When Engine Yard announced awhile back a strategic investment from Oracle – it kind of felt like a Hail Mary pass. Engine Yard, which a solid and reliable platform, has lost much of its shine as its competitors get big ticket acquisitions (Heroku) or build vibrant ecosystems (Cloud Foundry). The Oracle investment looked like an initial step towards an acquisition by big red.
That looks even more likely with the news this week that Engine Yard is rolling out support for Java (because, you know, large enterprises actually use Java rather a lot)Â and that it is working on supporting Oracle as one of the infrastructure layers that it can run on. Oracle joins AWS, Teremark and Windows Azure as the platforms Engine Yard can run on. Alongside Java, Engine Yard already supports PHP, Ruby and Node.js
MyPOV
A year ago, the fact that a popular PaaS was offering customers a choice of infrastructure vendors would have been big news. At the time the PaaS landscape was dominated by Heroku who has a single focus on AWS deployment. Many developers prefer not to be tied to one provider (and its worrying alleged single point of failure) and the idea of choice at the infrastructure layer was appealing.
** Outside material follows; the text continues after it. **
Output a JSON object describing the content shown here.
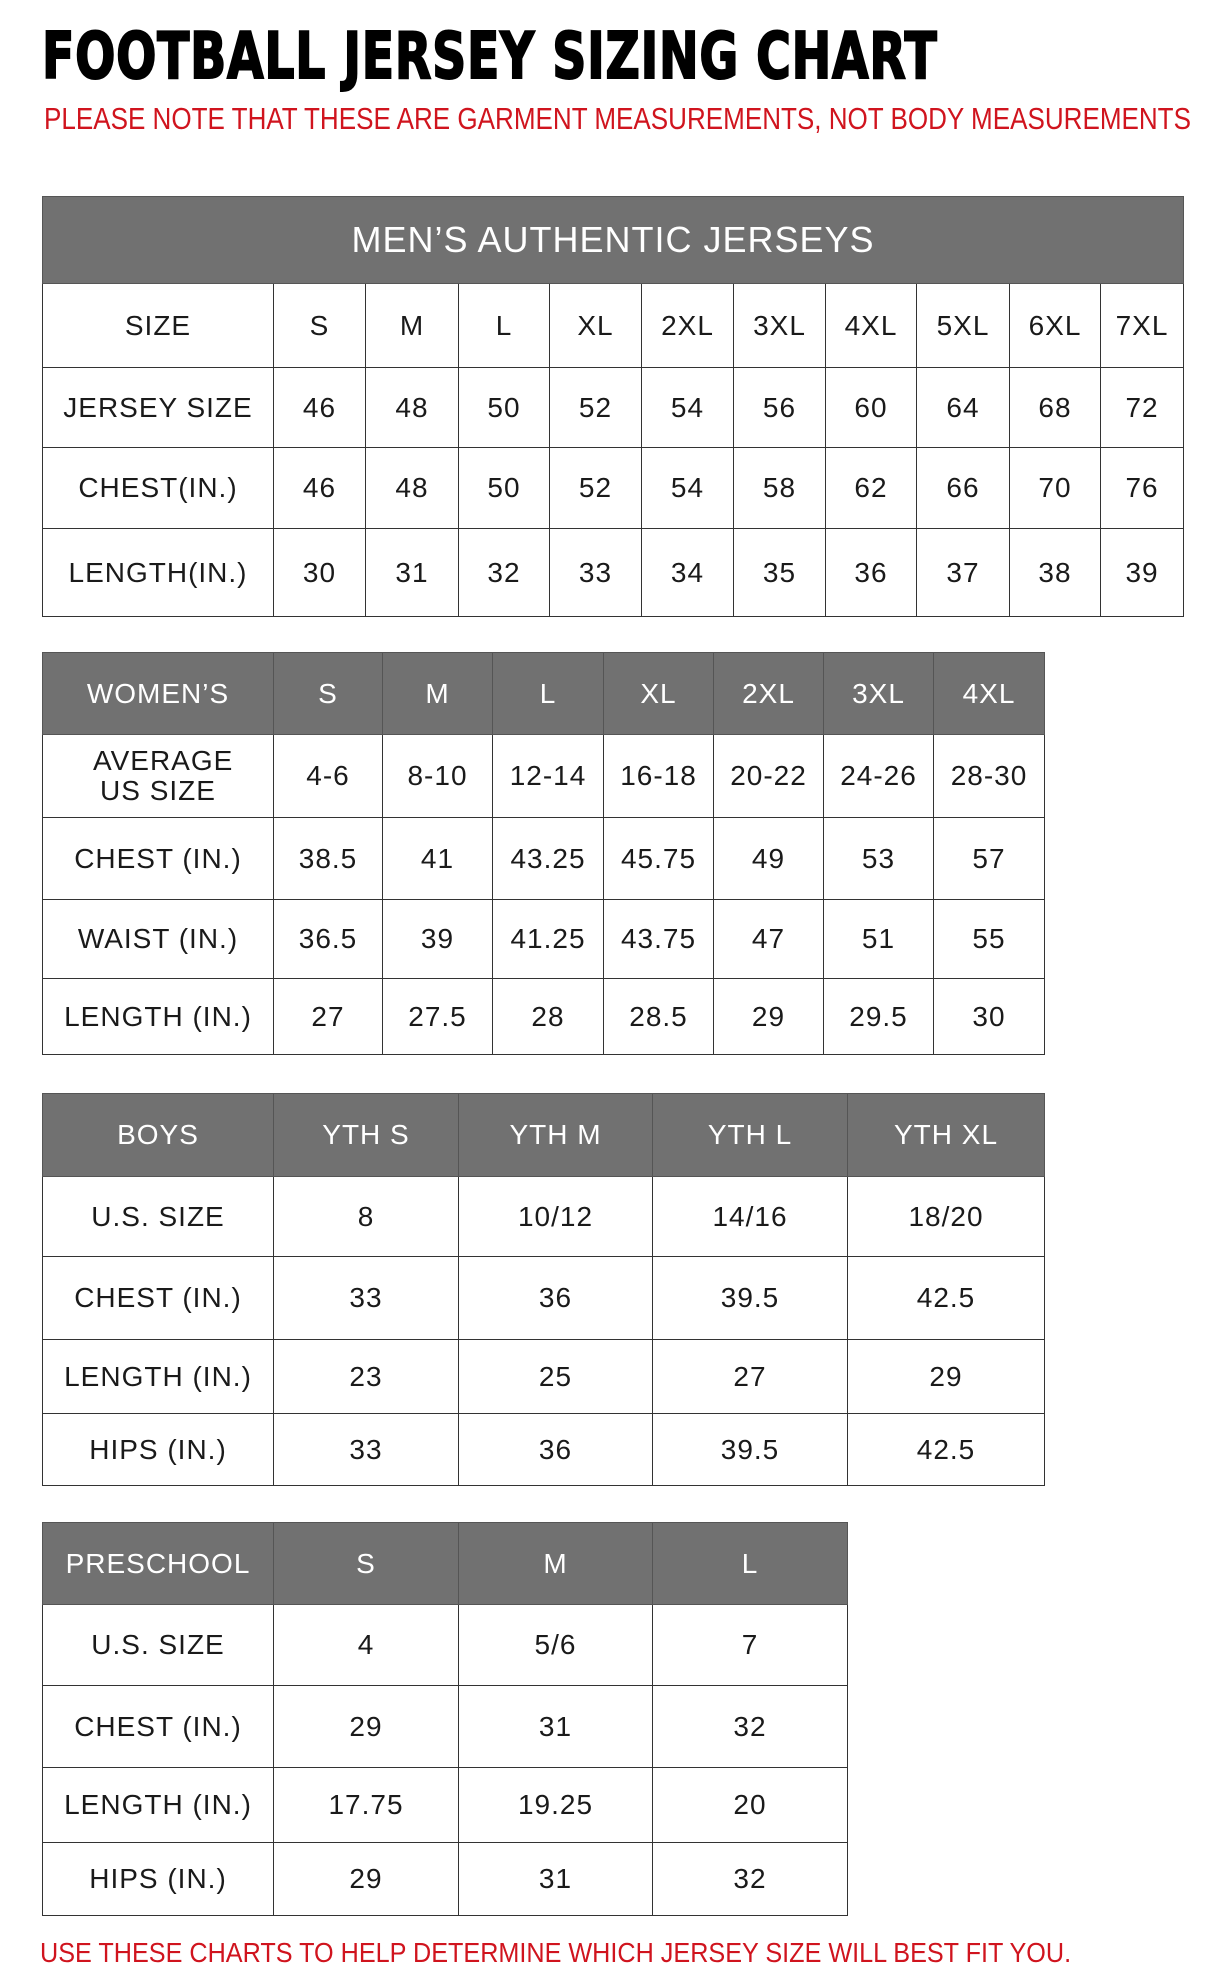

Fast forward to today however and Cloud Foundry has built itself a vibrant ecosystem and gives users plenty of flexibility around infrastructure – public of many flavors or private – the choice is theirs. In this context the Engine Yard news isn’t so much of a big deal.
The real opportunity here is for Oracle to push a coherent full stack offering, and that is the line that the Engine Yard management is I’m sure pushing with Oracle execs. It’s a logical strategy and one which other vendors should follow (pretty much anyone dealing in the infrastructure space should have a PaaS or PaaS-like offerings to offer alongside raw infra).
My prediciton is that oracle will acquire Engine Yard for a modest sum, roll the product into its own cloud offering and deliver it across public and private infrastructure – watch this space.